Originally published April 7 2005
Maryland couple wants stricter legal definition of the word "organic"
by Mike Adams, the Health Ranger, NaturalNews Editor
After surviving cancer, Diana Kaye is very sensitive to additives in cosmetics and skin care products, so she and Jim Hahn are calling for stricter rules on the uses of the word "organic". Many skin care products will add organic ingredients to normal products, then put the word organic into the name. However, Kaye and Hahn mix their own products with all 100% organic ingredients, and they want other organic products to follow the same rules.
- A medical twist of fate inspired Diana Kaye and Jim Hahn, former interior designer and architect, to ditch their harried careers at an architectural firm on Dupont Circle in Washington, D.C.
- Launching a crusade for a more stringent legal definition of "organic", they now farm an herbal garden and mix natural ingredients to produce dozens of organic products in their humble shop, Terressentials, off U.S. Route 40 in Middletown.
- From clay-based shampoo to beeswax skin balm, their products are shipped and sold to small organic shops nationwide, a 100-percent pure organic market they said is increasing in demand.
- Sipping herbal tea in their barn-turned-boutique with sharp peppermint and coconut oil aromas Thursday, they said certified organic skin care products should meet the same requirements as organic food products because they are absorbed into the skin.
- "The broad issue is not just personal choice, but we feel people aren't being given all the facts," Hahn said.

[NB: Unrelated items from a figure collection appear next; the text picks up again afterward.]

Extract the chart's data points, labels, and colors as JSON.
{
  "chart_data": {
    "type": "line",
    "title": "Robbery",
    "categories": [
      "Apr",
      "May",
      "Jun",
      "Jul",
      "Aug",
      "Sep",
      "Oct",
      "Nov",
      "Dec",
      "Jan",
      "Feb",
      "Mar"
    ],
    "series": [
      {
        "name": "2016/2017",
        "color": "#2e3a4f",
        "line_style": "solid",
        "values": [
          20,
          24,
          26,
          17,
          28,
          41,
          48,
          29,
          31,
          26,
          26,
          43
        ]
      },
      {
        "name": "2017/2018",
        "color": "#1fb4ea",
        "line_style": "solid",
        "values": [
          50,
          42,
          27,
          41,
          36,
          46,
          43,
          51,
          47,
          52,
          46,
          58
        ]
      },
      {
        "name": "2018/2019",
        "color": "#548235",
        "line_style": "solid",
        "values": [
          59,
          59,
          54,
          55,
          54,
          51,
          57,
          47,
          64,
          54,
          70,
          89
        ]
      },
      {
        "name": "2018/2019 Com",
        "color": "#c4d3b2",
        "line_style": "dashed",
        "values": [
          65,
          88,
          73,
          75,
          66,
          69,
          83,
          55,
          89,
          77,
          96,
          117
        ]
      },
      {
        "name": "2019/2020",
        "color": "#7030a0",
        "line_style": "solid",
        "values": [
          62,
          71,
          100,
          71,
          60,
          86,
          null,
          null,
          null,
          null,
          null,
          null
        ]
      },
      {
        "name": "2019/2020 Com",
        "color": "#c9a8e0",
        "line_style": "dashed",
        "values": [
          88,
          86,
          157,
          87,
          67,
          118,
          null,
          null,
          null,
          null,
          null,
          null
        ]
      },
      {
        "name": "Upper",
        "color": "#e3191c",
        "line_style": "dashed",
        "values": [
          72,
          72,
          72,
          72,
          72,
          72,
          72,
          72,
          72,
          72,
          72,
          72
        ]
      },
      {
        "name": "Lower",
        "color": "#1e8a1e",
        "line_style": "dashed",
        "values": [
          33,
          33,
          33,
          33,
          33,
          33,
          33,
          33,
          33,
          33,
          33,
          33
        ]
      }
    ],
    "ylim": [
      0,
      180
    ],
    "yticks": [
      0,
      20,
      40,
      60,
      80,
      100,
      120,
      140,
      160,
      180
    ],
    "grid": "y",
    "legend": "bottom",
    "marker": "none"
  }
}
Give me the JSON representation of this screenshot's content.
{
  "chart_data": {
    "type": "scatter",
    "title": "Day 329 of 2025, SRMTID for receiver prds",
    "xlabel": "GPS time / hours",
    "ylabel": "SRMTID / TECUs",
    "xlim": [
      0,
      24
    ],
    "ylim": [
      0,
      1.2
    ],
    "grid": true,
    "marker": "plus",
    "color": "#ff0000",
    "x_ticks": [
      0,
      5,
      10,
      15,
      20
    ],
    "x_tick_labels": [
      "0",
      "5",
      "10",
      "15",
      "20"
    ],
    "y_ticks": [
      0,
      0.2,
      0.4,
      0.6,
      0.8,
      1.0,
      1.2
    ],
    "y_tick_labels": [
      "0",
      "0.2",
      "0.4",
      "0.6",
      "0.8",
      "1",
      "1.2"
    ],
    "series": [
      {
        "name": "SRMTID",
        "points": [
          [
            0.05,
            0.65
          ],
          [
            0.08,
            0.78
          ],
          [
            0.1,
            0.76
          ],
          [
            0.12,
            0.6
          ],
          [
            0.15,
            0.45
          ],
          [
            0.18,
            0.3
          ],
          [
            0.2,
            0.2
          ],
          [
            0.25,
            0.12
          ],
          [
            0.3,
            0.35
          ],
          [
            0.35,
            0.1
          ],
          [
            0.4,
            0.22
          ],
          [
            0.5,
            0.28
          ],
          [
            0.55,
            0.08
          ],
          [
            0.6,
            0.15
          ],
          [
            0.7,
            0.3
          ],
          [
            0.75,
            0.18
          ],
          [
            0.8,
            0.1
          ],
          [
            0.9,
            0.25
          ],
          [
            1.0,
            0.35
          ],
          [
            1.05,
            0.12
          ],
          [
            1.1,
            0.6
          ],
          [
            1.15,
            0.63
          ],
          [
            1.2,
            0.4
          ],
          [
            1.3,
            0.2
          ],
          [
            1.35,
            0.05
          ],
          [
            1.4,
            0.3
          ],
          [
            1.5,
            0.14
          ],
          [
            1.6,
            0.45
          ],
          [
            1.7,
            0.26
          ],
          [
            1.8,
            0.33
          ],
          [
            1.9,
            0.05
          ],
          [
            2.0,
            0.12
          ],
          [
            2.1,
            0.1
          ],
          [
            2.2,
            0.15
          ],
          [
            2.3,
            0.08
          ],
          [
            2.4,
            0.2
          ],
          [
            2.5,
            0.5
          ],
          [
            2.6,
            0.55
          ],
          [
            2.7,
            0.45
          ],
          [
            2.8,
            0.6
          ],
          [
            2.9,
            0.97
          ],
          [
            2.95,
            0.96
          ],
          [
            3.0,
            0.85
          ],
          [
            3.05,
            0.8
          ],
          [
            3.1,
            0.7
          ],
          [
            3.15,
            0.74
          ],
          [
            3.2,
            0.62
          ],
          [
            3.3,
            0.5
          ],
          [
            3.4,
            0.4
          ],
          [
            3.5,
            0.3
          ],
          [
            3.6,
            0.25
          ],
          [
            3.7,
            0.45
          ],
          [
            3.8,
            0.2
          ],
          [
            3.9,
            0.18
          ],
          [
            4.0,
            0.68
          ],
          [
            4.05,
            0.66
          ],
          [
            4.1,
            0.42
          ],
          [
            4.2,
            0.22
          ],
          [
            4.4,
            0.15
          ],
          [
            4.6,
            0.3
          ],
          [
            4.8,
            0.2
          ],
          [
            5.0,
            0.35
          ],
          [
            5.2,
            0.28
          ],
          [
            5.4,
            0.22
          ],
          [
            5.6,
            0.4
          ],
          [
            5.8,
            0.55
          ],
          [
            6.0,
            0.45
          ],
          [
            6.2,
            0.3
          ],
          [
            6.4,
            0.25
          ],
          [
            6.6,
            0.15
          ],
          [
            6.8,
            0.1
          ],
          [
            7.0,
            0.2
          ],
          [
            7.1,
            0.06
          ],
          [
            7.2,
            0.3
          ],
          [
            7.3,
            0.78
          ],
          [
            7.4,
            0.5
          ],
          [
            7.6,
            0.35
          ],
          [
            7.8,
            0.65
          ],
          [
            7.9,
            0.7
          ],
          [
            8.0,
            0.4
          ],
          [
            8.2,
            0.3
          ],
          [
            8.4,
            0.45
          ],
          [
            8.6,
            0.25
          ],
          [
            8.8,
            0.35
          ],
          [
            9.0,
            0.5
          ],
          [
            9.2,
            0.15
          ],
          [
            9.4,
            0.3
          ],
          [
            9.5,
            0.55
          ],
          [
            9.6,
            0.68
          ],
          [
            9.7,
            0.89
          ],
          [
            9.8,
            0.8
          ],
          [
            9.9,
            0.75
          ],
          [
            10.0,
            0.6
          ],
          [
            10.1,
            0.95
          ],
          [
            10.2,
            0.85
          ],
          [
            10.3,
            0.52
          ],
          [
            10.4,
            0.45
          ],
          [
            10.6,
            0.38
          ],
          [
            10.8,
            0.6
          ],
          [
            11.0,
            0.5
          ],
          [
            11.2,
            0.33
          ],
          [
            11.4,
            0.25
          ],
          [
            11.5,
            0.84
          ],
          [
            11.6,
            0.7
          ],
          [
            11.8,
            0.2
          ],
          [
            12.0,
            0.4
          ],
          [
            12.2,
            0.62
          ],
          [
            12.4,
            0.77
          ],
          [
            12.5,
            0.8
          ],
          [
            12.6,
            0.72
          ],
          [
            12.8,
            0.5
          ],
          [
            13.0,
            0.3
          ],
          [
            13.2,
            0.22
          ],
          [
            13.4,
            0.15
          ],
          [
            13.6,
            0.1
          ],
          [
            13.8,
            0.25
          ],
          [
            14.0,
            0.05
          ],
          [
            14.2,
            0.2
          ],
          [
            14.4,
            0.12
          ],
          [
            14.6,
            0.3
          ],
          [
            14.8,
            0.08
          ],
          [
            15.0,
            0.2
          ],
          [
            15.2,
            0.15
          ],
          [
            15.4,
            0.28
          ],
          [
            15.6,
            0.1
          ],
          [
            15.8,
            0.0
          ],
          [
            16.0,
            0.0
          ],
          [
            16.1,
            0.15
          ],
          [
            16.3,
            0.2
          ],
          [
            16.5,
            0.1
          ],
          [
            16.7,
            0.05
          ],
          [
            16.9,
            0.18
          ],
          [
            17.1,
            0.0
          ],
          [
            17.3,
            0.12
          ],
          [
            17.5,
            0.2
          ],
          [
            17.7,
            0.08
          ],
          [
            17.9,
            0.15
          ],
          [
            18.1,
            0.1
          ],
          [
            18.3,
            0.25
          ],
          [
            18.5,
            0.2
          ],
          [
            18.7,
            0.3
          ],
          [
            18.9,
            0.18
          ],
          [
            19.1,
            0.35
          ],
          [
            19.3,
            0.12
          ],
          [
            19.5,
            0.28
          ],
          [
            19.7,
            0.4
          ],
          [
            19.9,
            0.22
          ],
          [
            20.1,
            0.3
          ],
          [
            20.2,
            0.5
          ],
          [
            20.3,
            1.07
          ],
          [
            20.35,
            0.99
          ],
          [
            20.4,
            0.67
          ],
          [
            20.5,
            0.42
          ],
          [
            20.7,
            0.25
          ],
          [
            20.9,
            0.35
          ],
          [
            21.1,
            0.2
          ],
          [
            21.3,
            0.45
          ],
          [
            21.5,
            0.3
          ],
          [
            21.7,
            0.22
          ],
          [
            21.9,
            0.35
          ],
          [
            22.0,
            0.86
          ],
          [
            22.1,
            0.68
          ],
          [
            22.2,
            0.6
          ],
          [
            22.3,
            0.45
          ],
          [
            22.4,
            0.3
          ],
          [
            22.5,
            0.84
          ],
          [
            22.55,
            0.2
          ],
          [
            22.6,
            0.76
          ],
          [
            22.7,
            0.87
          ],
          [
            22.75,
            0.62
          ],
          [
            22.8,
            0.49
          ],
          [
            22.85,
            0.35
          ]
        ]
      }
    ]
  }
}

- "When you're in a store, you can see USDA certified organic food.
- But if you walk to the other side of the room [to the skin care products] the definition changes.
- Most companies put in only a small amount of organic material and label it 'organic.'"
- In white lab coats, they mix USDA-certified natural ingredients to create skin care products and cosmetics that will avoid triggering asthma symptoms in Kaye, who, after doses of chemotherapy treatments for cancer, is sensitive to many synthetic products.
- Terressentials is located at 2650 Old National Pike in Middletown.